Ce jour-là, Elior avait à la fois revu à la baisse ses objectifs pour l'exercice 2016-2017, évoquant notamment les coûts de démarrage de nouveaux contrats et l'impact de l'ouragan Irma, et annoncé la nomination de Philippe Guillemot au poste de directeur général.

Une vingtaine de jours plus tard, le 6 décembre, le groupe avait renoncé à ses perspectives 2020, dont notamment une marge brute de 9% à 10%, disant alors que Philippe Guillemot annoncerait de nouveaux objectifs à moyen terme avant l'été. La présentation du plan stratégique du nouveau directeur général est prévue le 26 juin.

Le titre, qui accuse la plus forte baisse de l'indice Stoxx 600, pèse sur les actions de ses concurrents Sodexo (-1,96%) et Compass (-1,796%).

Avec la chute de ce mercredi, le recul du titre Elior depuis le début de l'année est de plus de 21,5% après une baisse de 20,7% en 2017.

Il y a une semaine, Compass, numéro un mondial du secteur, avait fait état de chiffres semestriels inférieurs aux attentes tandis que Sodexo, le numéro deux, a averti sur ses résultats fin mars.

RÉSULTATS DÉFINITIFS DU 1ER SEMESTRE ATTENDUS LE 29/05

"La performance du deuxième trimestre a été décevante. La rentabilité des opérations en restauration collective en France est affectée par un environnement concurrentiel difficile combiné à une période d'instabilité managériale", déclare Philippe Guillemot, cité dans un communiqué.

Elior avait annoncé en juillet dernier le départ de son PDG, Philippe Salle, et la dissociation des fonctions de président et de directeur général.

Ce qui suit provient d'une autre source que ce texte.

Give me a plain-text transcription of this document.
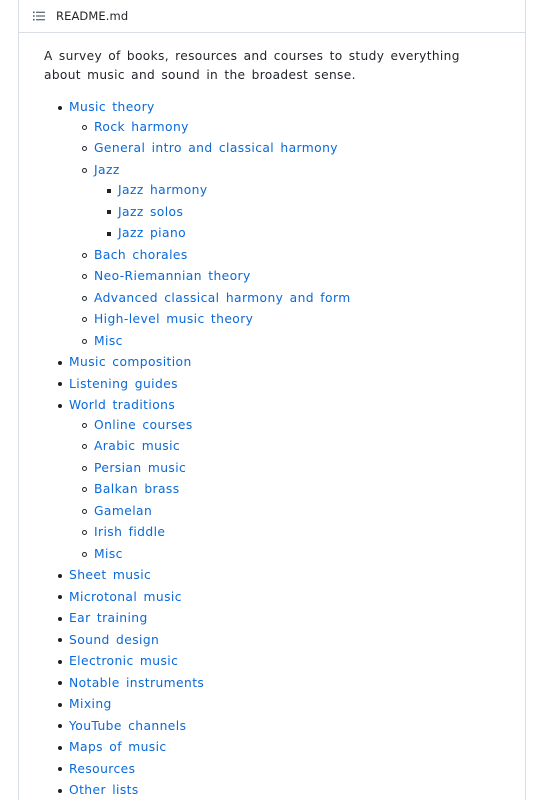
README.md

A survey of books, resources and courses to study everything about music and sound in the broadest sense.

Music theory
Rock harmony
General intro and classical harmony
Jazz
Jazz harmony
Jazz solos
Jazz piano
Bach chorales
Neo-Riemannian theory
Advanced classical harmony and form
High-level music theory
Misc
Music composition
Listening guides
World traditions
Online courses
Arabic music
Persian music
Balkan brass
Gamelan
Irish fiddle
Misc
Sheet music
Microtonal music
Ear training
Sound design
Electronic music
Notable instruments
Mixing
YouTube channels
Maps of music
Resources
Other lists
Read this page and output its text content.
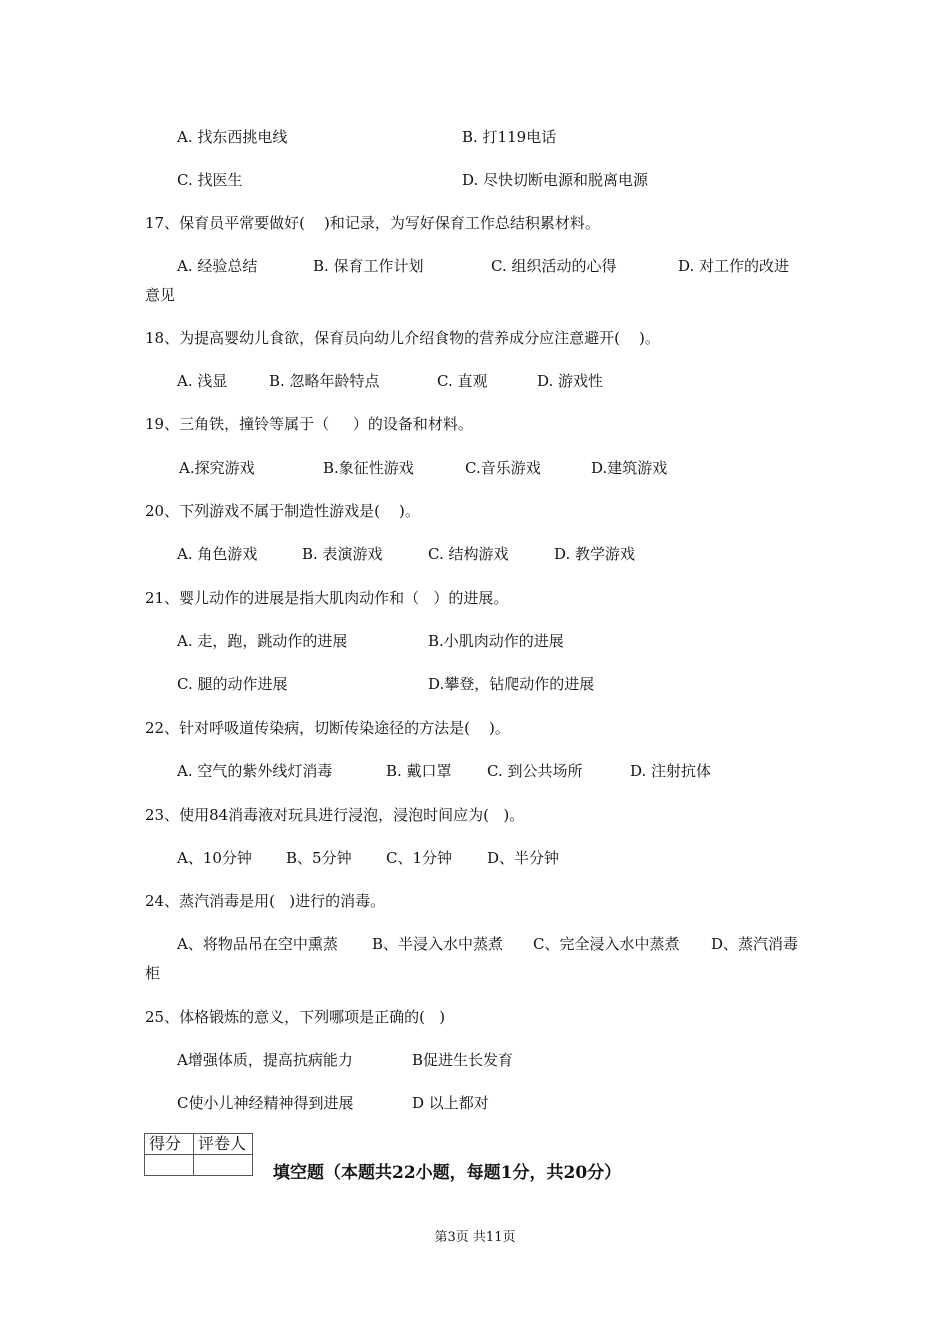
A. 找东西挑电线	B. 打119电话
C. 找医生	D. 尽快切断电源和脱离电源
17、保育员平常要做好(    )和记录，为写好保育工作总结积累材料。
A. 经验总结	B. 保育工作计划	C. 组织活动的心得	D. 对工作的改进
意见
18、为提高婴幼儿食欲，保育员向幼儿介绍食物的营养成分应注意避开(    )。
A. 浅显	B. 忽略年龄特点	C. 直观	D. 游戏性
19、三角铁，撞铃等属于（     ）的设备和材料。
A.探究游戏	B.象征性游戏	C.音乐游戏	D.建筑游戏
20、下列游戏不属于制造性游戏是(    )。
A. 角色游戏	B. 表演游戏	C. 结构游戏	D. 教学游戏
21、婴儿动作的进展是指大肌肉动作和（   ）的进展。
A. 走，跑，跳动作的进展	B.小肌肉动作的进展
C. 腿的动作进展	D.攀登，钻爬动作的进展
22、针对呼吸道传染病，切断传染途径的方法是(    )。
A. 空气的紫外线灯消毒	B. 戴口罩 C. 到公共场所	D. 注射抗体
23、使用84消毒液对玩具进行浸泡，浸泡时间应为(   )。
A、10分钟 B、5分钟 C、1分钟 D、半分钟
24、蒸汽消毒是用(   )进行的消毒。
A、将物品吊在空中熏蒸 B、半浸入水中蒸煮 C、完全浸入水中蒸煮 D、蒸汽消毒
柜
25、体格锻炼的意义，下列哪项是正确的(   )
A增强体质，提高抗病能力	B促进生长发育
C使小儿神经精神得到进展	D 以上都对
得分	评卷人

填空题（本题共22小题，每题1分，共20分）
第3页 共11页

Philippe Guillemot évoque également un "niveau élevé de démarrage de nouveaux contrats" pour expliquer les contre-performances du groupe, de "mauvaises conditions climatiques en France, en Italie, au Royaume-Uni et aux États-Unis" ainsi que "les grèves de transport en France", qui ont "pesé sur le chiffre d'affaires et sur la rentabilité de nos opérations".

Tout en reconnaissant que certains de ces facteurs sont "externes", Jamie Roll, analyste chez Morgan Stanley, estime qu'ils suggèrent une "concurrence accrue" et un "environnement plus difficile" pour la restauration collective.

Pour l'ensemble de l'exercice 2017-2018, Elior n'attend plus qu'une croissance organique "proche de 3%", une marge brute retraitée comprise entre 7,5% et 7,8% - contre 8,3% sur 2016-2017 - et un résultat net par action ajusté en baisse par rapport à l'exercice 2016-2017.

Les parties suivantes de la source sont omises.